O termo Teosofia também adquiriu um significado secundário de verdade relativa. Na Filosofia Oriental é conhecida como Filosofia Esotérica ou Oculta, ou ainda Pensamento Teosófico. Esses termos foram criados para distingui-la do significado primitivo.


Sociedade Teosófica

"As doutrinas fundamentais de todas as religiões se comprovarão idênticas em seu significado esotérico, uma vez que sejam desagrilhoadas e libertadas do peso morto das interpretações dogmáticas, dos nomes pessoais, das concepções antropomórficas e dos sacerdotes assalariados".


Fundada em Nova York, no dia 8 de setembro de 1875 por um pequeno grupo onde se destacavam Helena Blavatsky e o Cel. Henry Steel Olcott, a Sociedade Teosófica teve sua sede internacional legalmente estabelecida em 3 de abril de 1905, na cidade de Chennai, sul da Índia.
A Sociedade Teosófica não pode ser definida como uma religião, e sim um credo. Seu lema é "Não Há Religião Superior à Verdade, do sânscrito Satyan nasti para Dharmah". Sendo que a palavra Dharmah significa entre outros Doutrina, Dever, Justiça ou Lei.
Os adeptos de diversas religiões aderiram a Sociedade Teosófica no decorrer de seu desenvolvimento; pois não é necessário abandonar crença ou dogmas, basta aceitar seus objetivos primários. Os objetivos da Sociedade Teosófica estão baseados na Fraternidade Humana e na Busca da Verdade

1º - Formar um núcleo da Fraternidade Universal da Humanidade, sem distinção de raça, credo, sexo, casta ou cor. 

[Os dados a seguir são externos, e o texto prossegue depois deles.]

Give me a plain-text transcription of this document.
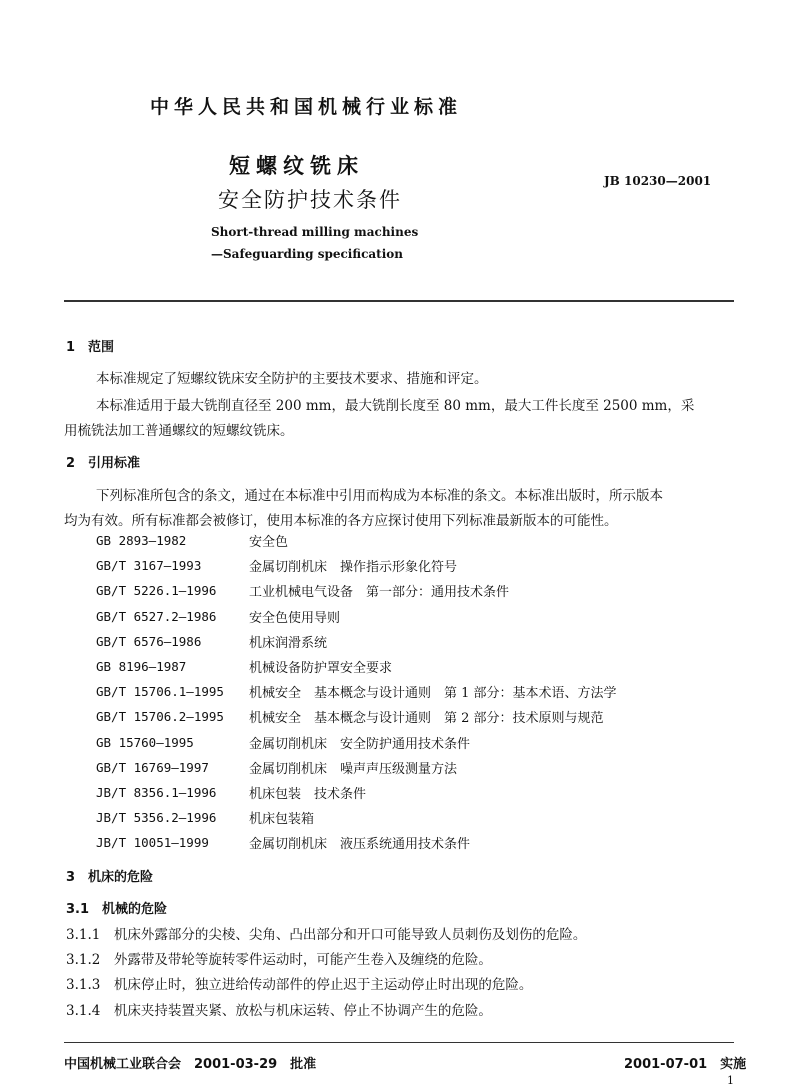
中华人民共和国机械行业标准
短螺纹铣床
安全防护技术条件
JB 10230—2001
Short-thread milling machines
—Safeguarding specification
1　范围
本标准规定了短螺纹铣床安全防护的主要技术要求、措施和评定。
本标准适用于最大铣削直径至 200 mm，最大铣削长度至 80 mm，最大工件长度至 2500 mm，采
用梳铣法加工普通螺纹的短螺纹铣床。
2　引用标准
下列标准所包含的条文，通过在本标准中引用而构成为本标准的条文。本标准出版时，所示版本
均为有效。所有标准都会被修订，使用本标准的各方应探讨使用下列标准最新版本的可能性。
GB 2893—1982	安全色
GB/T 3167—1993	金属切削机床　操作指示形象化符号
GB/T 5226.1—1996	工业机械电气设备　第一部分：通用技术条件
GB/T 6527.2—1986	安全色使用导则
GB/T 6576—1986	机床润滑系统
GB 8196—1987	机械设备防护罩安全要求
GB/T 15706.1—1995	机械安全　基本概念与设计通则　第 1 部分：基本术语、方法学
GB/T 15706.2—1995	机械安全　基本概念与设计通则　第 2 部分：技术原则与规范
GB 15760—1995	金属切削机床　安全防护通用技术条件
GB/T 16769—1997	金属切削机床　噪声声压级测量方法
JB/T 8356.1—1996	机床包装　技术条件
JB/T 5356.2—1996	机床包装箱
JB/T 10051—1999	金属切削机床　液压系统通用技术条件
3　机床的危险
3.1　机械的危险
3.1.1　机床外露部分的尖棱、尖角、凸出部分和开口可能导致人员刺伤及划伤的危险。
3.1.2　外露带及带轮等旋转零件运动时，可能产生卷入及缠绕的危险。
3.1.3　机床停止时，独立进给传动部件的停止迟于主运动停止时出现的危险。
3.1.4　机床夹持装置夹紧、放松与机床运转、停止不协调产生的危险。
中国机械工业联合会　2001-03-29　批准	2001-07-01　实施
1
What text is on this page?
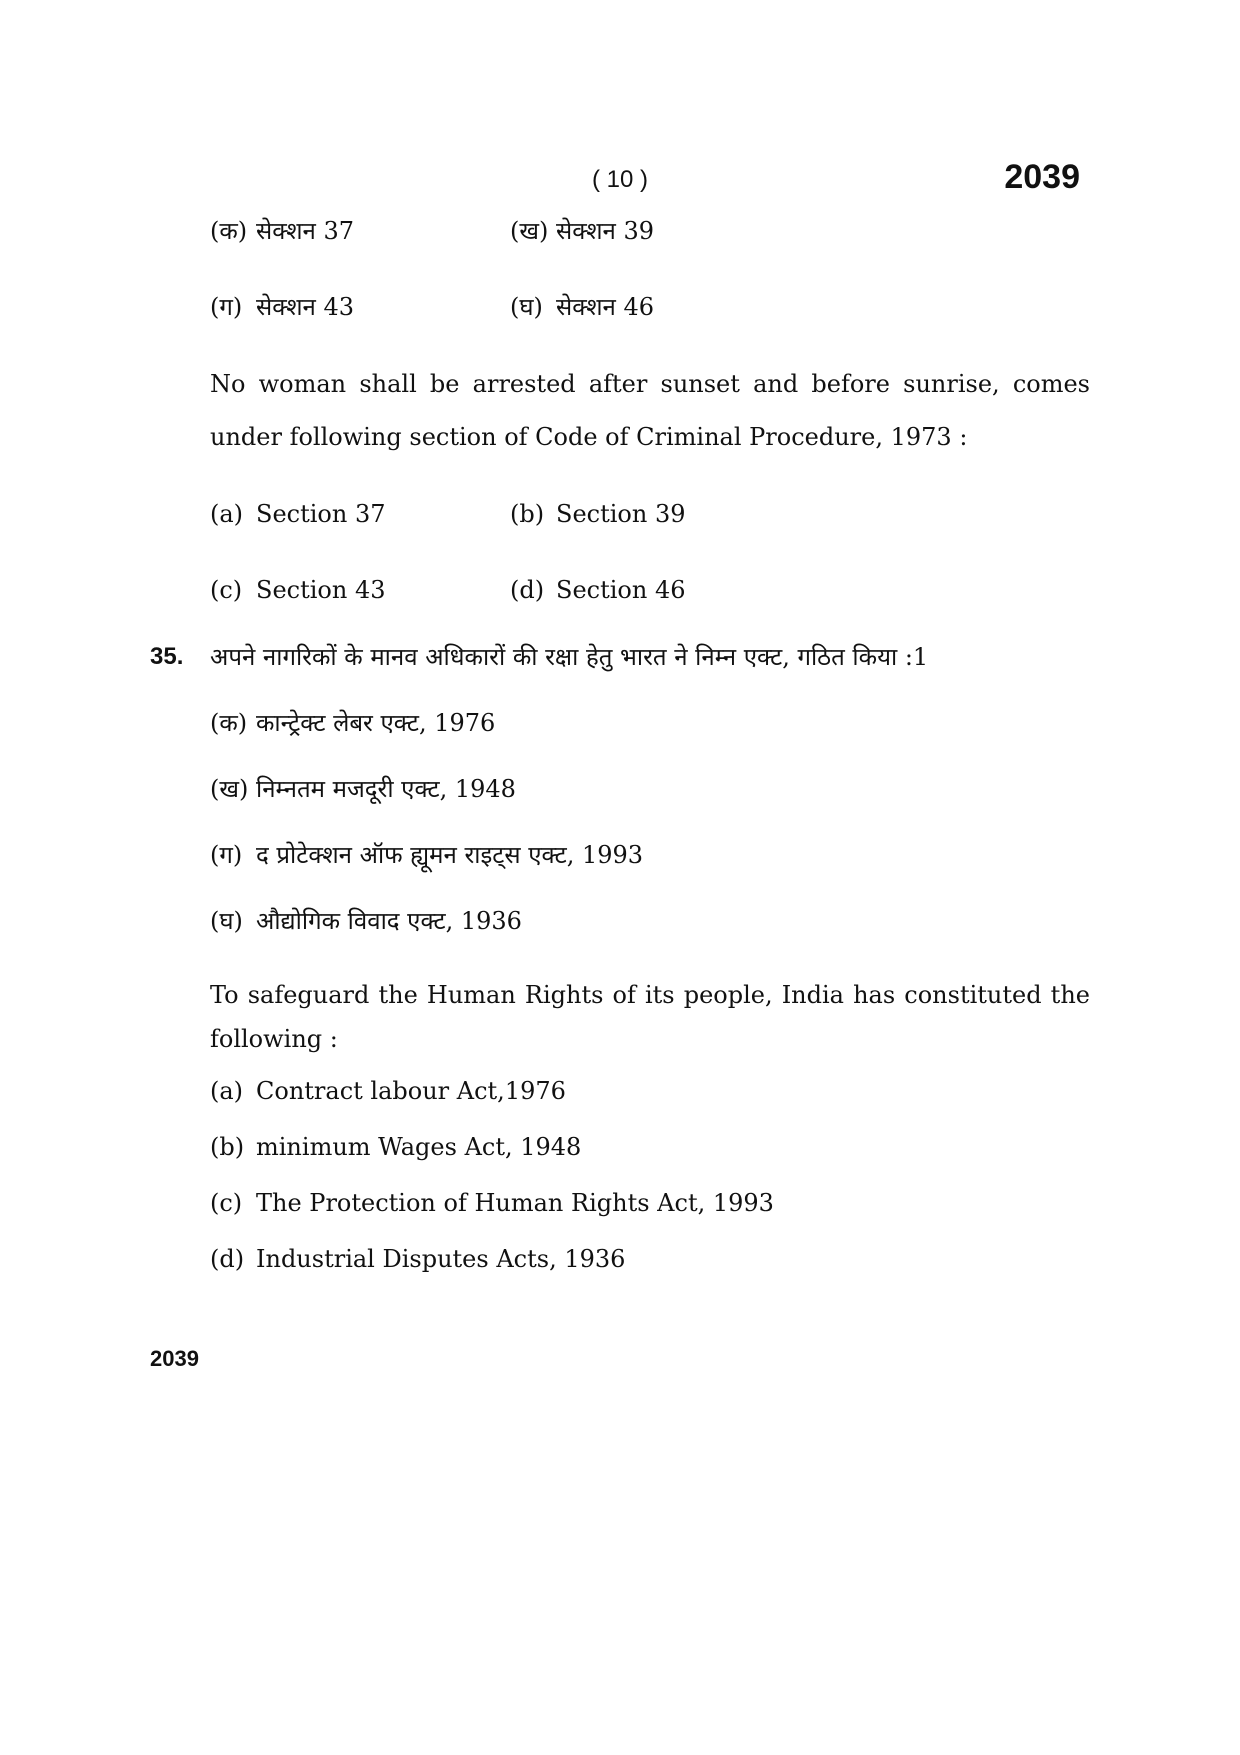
( 10 )	2039
(क) सेक्शन 37	(ख) सेक्शन 39
(ग) सेक्शन 43	(घ) सेक्शन 46
No woman shall be arrested after sunset and before sunrise, comes under following section of Code of Criminal Procedure, 1973 :
(a) Section 37	(b) Section 39
(c) Section 43	(d) Section 46
35. अपने नागरिकों के मानव अधिकारों की रक्षा हेतु भारत ने निम्न एक्ट, गठित किया :1
(क) कान्ट्रेक्ट लेबर एक्ट, 1976
(ख) निम्नतम मजदूरी एक्ट, 1948
(ग) द प्रोटेक्शन ऑफ ह्यूमन राइट्स एक्ट, 1993
(घ) औद्योगिक विवाद एक्ट, 1936
To safeguard the Human Rights of its people, India has constituted the following :
(a) Contract labour Act,1976
(b) minimum Wages Act, 1948
(c) The Protection of Human Rights Act, 1993
(d) Industrial Disputes Acts, 1936
2039
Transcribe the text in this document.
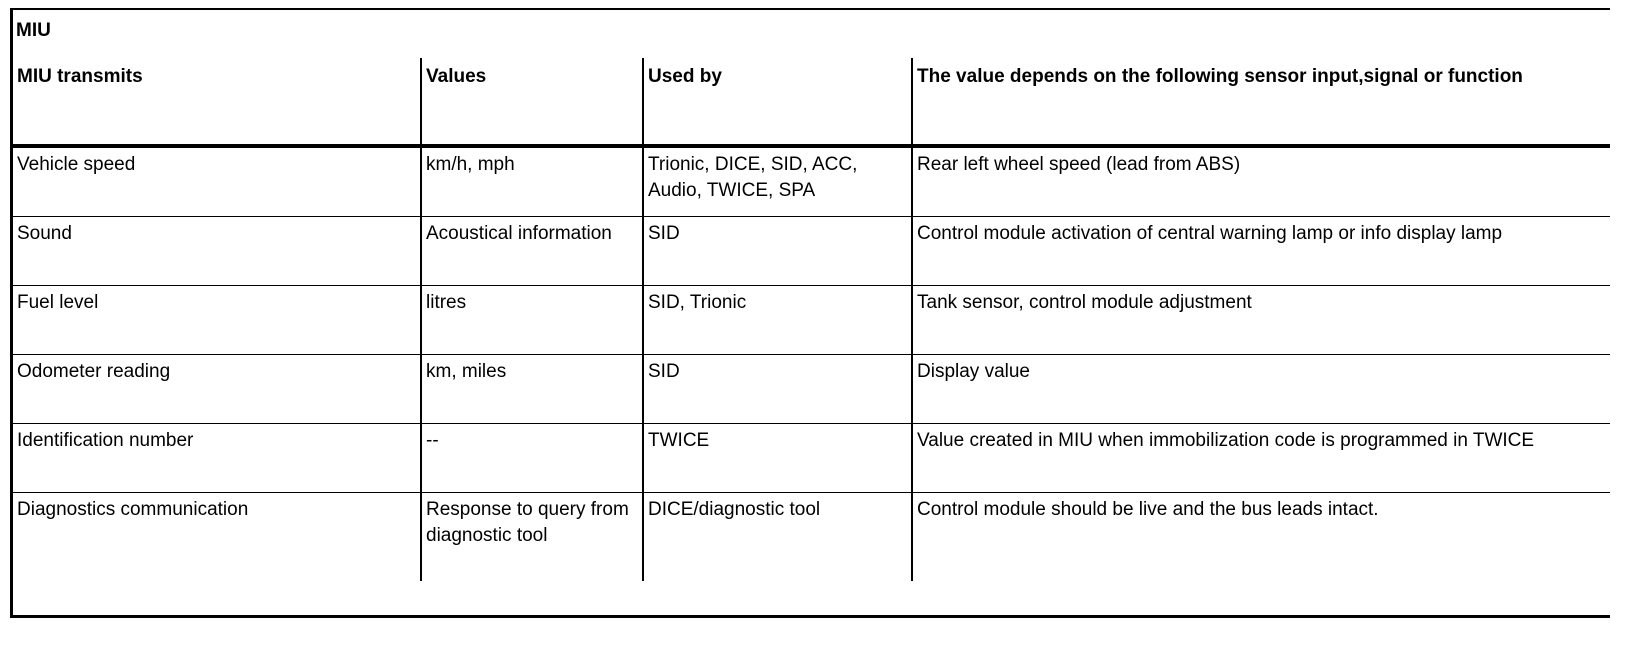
MIU
MIU transmits	Values	Used by	The value depends on the following sensor input,signal or function
Vehicle speed	km/h, mph	Trionic, DICE, SID, ACC, Audio, TWICE, SPA	Rear left wheel speed (lead from ABS)
Sound	Acoustical information	SID	Control module activation of central warning lamp or info display lamp
Fuel level	litres	SID, Trionic	Tank sensor, control module adjustment
Odometer reading	km, miles	SID	Display value
Identification number	--	TWICE	Value created in MIU when immobilization code is programmed in TWICE
Diagnostics communication	Response to query from diagnostic tool	DICE/diagnostic tool	Control module should be live and the bus leads intact.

2º - Encorajar o estudo de Religião Comparada, Filosofia e Ciência. 

3º - Investigar as leis não explicadas da Natureza e os poderes latentes no homem.

Embora não atue diretamente nas causas religiosas, sociais, políticas e econômicas, a Sociedade Teosófica tem seu poder transformador agindo em seus membros. Através de seus objetivos promove a superação da ignorância e dogmatismo individual, por conseqüência, há uma mudança no coletivo humano.